Written by classic illiterature
Disclaimer: I like to make sweeping judgments about large groups of people based on very little information. Enjoy!
10. The Wave
If you’re from the beach, want to be from the beach, or went to a popular poster site and picked the best seller from the ‘fine arts’ category, you probably have this one hanging in your bed room.
Katsushika Hokusai’s “The Great Wave at Kanagawa” is considered to be a work of great aesthetic and spiritual significance. Apparently it also makes surfers appear sensitive. “The wave is like the most beautiful part of nature,” they will say. Well don’t forget about the bro-dodendra, bro.
9. The Beatles Abby Road
Classic album, classic picture. But guess what? 90% of the people under 35, who have this poster, don’t listen to the Beatles. However, by adding this poster to your wall and talking about the significance of Paul not wearing shoes, people will actually think that you have good taste in music. Just don’t forget to hide the Gucci Mane and Ying Yang Twins cds you’ve been listening to all week.
“Say hello to my little friend. His name is played out!” Everyone has seen the movie, everyone has seen the poster, and thanks to MTV cribs, everyone is over it.
If you have this poster hanging on your wall, you probably listen to a lot of rap music, sell small amounts of marijuana, and think you are a total badass. If that rings a bell, here is a bit of advice. Take down the poster, buy Abby Road, stop selling pot, and read a book.
7. Girls
There is nothing wrong with this poster. In fact, it was chosen because…well…it’s pretty hot. It does, however, represent one of the most clich? poster trends of all time. Tasteless pictures of hot chicks wearing next to nothing — or in this case, nothing at all.
Do you have one of these hanging above your toilette? If so, you were probably thinking: “Man, this is cool. No one has done this.” You were wrong. You actually saw it in a bar last week and were to drunk to remember. And you have now managed lump yourself in with about 40 million other ‘dudes’ between the ages of 15 and 30. Congrats! How exciting.
6. Mixology
This poster — an absolute staple in large universities across the U.S. — says one thing and one thing only. ‘I’m a drunk. That’s right. I want everyone who walks into my house to know that I drink way too much alcohol and I’m so proud of that, I’m willing to put a notice right here on the fuckin’ wall.’

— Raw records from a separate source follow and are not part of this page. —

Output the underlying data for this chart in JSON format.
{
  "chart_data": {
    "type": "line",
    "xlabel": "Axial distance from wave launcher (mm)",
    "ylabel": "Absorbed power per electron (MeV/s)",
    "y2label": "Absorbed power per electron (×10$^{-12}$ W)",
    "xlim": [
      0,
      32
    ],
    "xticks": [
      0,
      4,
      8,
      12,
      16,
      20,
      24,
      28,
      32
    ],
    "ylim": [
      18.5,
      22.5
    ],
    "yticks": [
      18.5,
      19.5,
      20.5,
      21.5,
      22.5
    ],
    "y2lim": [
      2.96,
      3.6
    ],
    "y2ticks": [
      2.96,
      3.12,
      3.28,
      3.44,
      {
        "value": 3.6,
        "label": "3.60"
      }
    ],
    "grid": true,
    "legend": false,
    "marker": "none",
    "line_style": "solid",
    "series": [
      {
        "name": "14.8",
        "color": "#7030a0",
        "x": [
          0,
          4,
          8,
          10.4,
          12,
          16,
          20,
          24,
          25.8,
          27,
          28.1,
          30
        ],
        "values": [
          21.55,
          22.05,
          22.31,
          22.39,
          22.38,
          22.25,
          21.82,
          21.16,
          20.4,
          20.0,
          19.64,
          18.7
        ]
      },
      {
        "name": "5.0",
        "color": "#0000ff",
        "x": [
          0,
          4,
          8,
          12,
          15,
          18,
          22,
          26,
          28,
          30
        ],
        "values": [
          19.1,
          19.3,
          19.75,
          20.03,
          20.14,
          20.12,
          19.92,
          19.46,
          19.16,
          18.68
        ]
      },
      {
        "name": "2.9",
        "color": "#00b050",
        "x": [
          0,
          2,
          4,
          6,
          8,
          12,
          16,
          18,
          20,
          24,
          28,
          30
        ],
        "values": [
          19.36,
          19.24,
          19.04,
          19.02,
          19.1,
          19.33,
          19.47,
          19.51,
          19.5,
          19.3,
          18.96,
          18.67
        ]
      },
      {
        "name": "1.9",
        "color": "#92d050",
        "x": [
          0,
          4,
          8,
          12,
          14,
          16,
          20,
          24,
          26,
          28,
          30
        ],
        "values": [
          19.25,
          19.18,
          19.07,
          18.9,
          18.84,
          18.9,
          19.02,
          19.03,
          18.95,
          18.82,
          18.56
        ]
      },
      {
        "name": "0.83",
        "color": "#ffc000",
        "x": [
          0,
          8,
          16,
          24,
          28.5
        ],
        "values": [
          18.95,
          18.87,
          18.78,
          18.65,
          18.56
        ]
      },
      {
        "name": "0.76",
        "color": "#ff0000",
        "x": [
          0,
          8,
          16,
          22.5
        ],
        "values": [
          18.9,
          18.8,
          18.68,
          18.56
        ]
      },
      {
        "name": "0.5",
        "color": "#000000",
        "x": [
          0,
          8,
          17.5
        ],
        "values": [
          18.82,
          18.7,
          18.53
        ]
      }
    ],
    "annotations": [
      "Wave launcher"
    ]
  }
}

If you are ever at a house with one of these, you may want to inquire as to whether or not your host has any interesting drinks he can make. He doesn’t. There is a case of Bud Light in the fridge, but you can only have one because his roommates paid for it.
5. Dali
The Metamorphosis of Narcissus. It is a beautiful painting. No doubt about it. And a lot more people would probably have it in their homes if it wasn’t for all those pretentious hippies who have gone and spoiled it for the rest of us.
I can’t even tell you how many times I have heard someone say that their favorite artist is Dali and then be unable to name their second favorite. Too often, Salvador is the only thing owners of this poster know about art. But they want you to think otherwise. Damn hippies.
4. The inspirational poster
This one makes the list because it’s seen in every counselor/student adviser’s office in the nation. There are a whole serious of them that contain innate dribblings about perseverance, spirituality, and other important life lessons. I’m sorry, if it doesn’t have Michael Jordon on it, I’m just not that inspired.
These are also popular with the hipster crowd, who will sit around reveling in the irony. Oh the irony! (On a side note: If you are a hipster please click here)
3. Muhammad Ali
This poster lets everyone know that its owner is tough. He likes real men, who do real manly things. It also lets you know that he saw this poster at his buddies house and copied the idea since he was too drunk to think of anything original.
This is so clich?, words are not even needed.
I smoke marijuana. Did you know that? Well, if you didn’t, just take a look at this giant Bob Marley poster on my wall and you will know that I do.
The problem with this poster, is that it’s not about Bob Marley. It is about joe college guy or jane college girl’s affinity for getting way to high every tuesday afternoon. Read the books boys and girls. Leave the reggae alone. It’s not for you.